On Thu, 30 Sep 1999, Steve Ashcraft wrote:
> serious problem is the variation of the latency in the computer. This is a
> factor of both the hardware (which is probably not a problem) and the
> software that responds to the interrupt. I'd love to hear some opinions
> about how DOS handles interrupts and if there is a problem there that is
Sitting out here in the cheap seats (its been quite some time since I
played with DOS and any sorta realtime stuff), I can't see how what DOS
does or doesn't do would really matter, since you're gonna go in and
juggle around the interrupt mask and clock interrupt frequency anyway (or
at least I would).
In terms of the archetecture of a good system, I would think you could
combine what everyone's been saying by creating a single board computer
running a custom kernal (and DOS when its not?) with a few switches and
leds. That box would be resposible for keeping accurate time and
extremely basic functionality in terms of stand alone operation (one car
at a time, show the time, whatever). Then have that box talk to a user
interface computer running win32 stuff.
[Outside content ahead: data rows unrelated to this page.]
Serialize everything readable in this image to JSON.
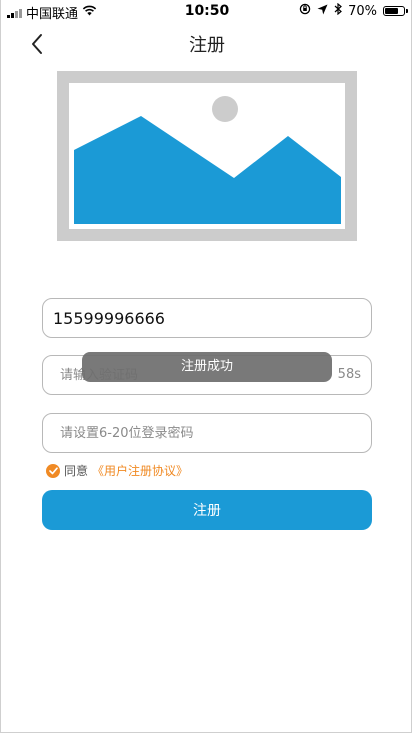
{
  "status_bar": {
    "carrier": "中国联通",
    "time": "10:50",
    "battery_percent": "70%",
    "battery_level": 0.7,
    "icons": [
      "signal-icon",
      "wifi-icon",
      "rotation-lock-icon",
      "location-icon",
      "bluetooth-icon",
      "battery-icon"
    ]
  },
  "nav": {
    "title": "注册",
    "back_icon": "chevron-left-icon"
  },
  "hero": {
    "icon": "image-placeholder-icon",
    "colors": {
      "frame": "#cccccc",
      "mountain": "#1b9ad6",
      "sun": "#cccccc"
    }
  },
  "form": {
    "phone_value": "15599996666",
    "code_placeholder": "请输入验证码",
    "code_countdown": "58s",
    "password_placeholder": "请设置6-20位登录密码"
  },
  "agreement": {
    "checked": true,
    "prefix": "同意",
    "link_text": "《用户注册协议》"
  },
  "register_button": {
    "label": "注册",
    "color": "#1b9ad6"
  },
  "toast": {
    "message": "注册成功"
  },
  "colors": {
    "accent": "#1b9ad6",
    "link": "#f08a24"
  }
}
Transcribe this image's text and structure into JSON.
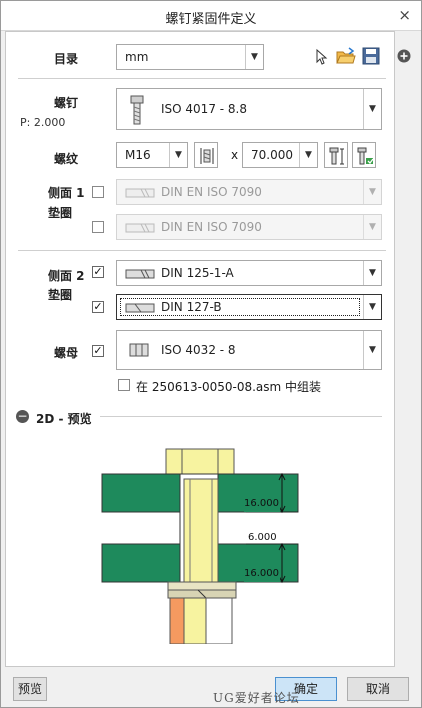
{
  "window": {
    "title": "螺钉紧固件定义",
    "close_glyph": "×"
  },
  "catalog": {
    "label": "目录",
    "value": "mm"
  },
  "screw": {
    "label": "螺钉",
    "pitch": "P: 2.000",
    "value": "ISO 4017 - 8.8"
  },
  "thread": {
    "label": "螺纹",
    "diameter": "M16",
    "times": "x",
    "length": "70.000"
  },
  "side1": {
    "label_line1": "侧面 1",
    "label_line2": "垫圈",
    "washer1": "DIN EN ISO 7090",
    "washer2": "DIN EN ISO 7090",
    "washer1_checked": false,
    "washer2_checked": false
  },
  "side2": {
    "label_line1": "侧面 2",
    "label_line2": "垫圈",
    "washer1": "DIN 125-1-A",
    "washer2": "DIN 127-B",
    "washer1_checked": true,
    "washer2_checked": true
  },
  "nut": {
    "label": "螺母",
    "value": "ISO 4032 - 8",
    "checked": true
  },
  "assemble": {
    "text": "在 250613-0050-08.asm 中组装",
    "checked": false
  },
  "preview": {
    "section_label": "2D - 预览",
    "toggle_glyph": "−",
    "dim_top": "16.000",
    "dim_gap": "6.000",
    "dim_bottom": "16.000"
  },
  "buttons": {
    "preview": "预览",
    "ok": "确定",
    "cancel": "取消"
  },
  "watermark": "UG爱好者论坛 www.UGSNX.com",
  "colors": {
    "plate": "#1e8a5c",
    "bolt": "#f7f3a0",
    "washer": "#e8e4c4",
    "nut": "#f59a60"
  }
}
Have that computer keep track of
the data, deal with multiple cars on course, etc. etc. etc.
Having said all that, I'm sure I could build a really kickass system for
$10k (single board computer & misc crap for $2k, laptop for $2k, misc
hardware, profit, etc.)... Which is probably 10x what people wanna pay for
I'd be interested to know what system architectures and designs folks out
there really end up using for timing systems.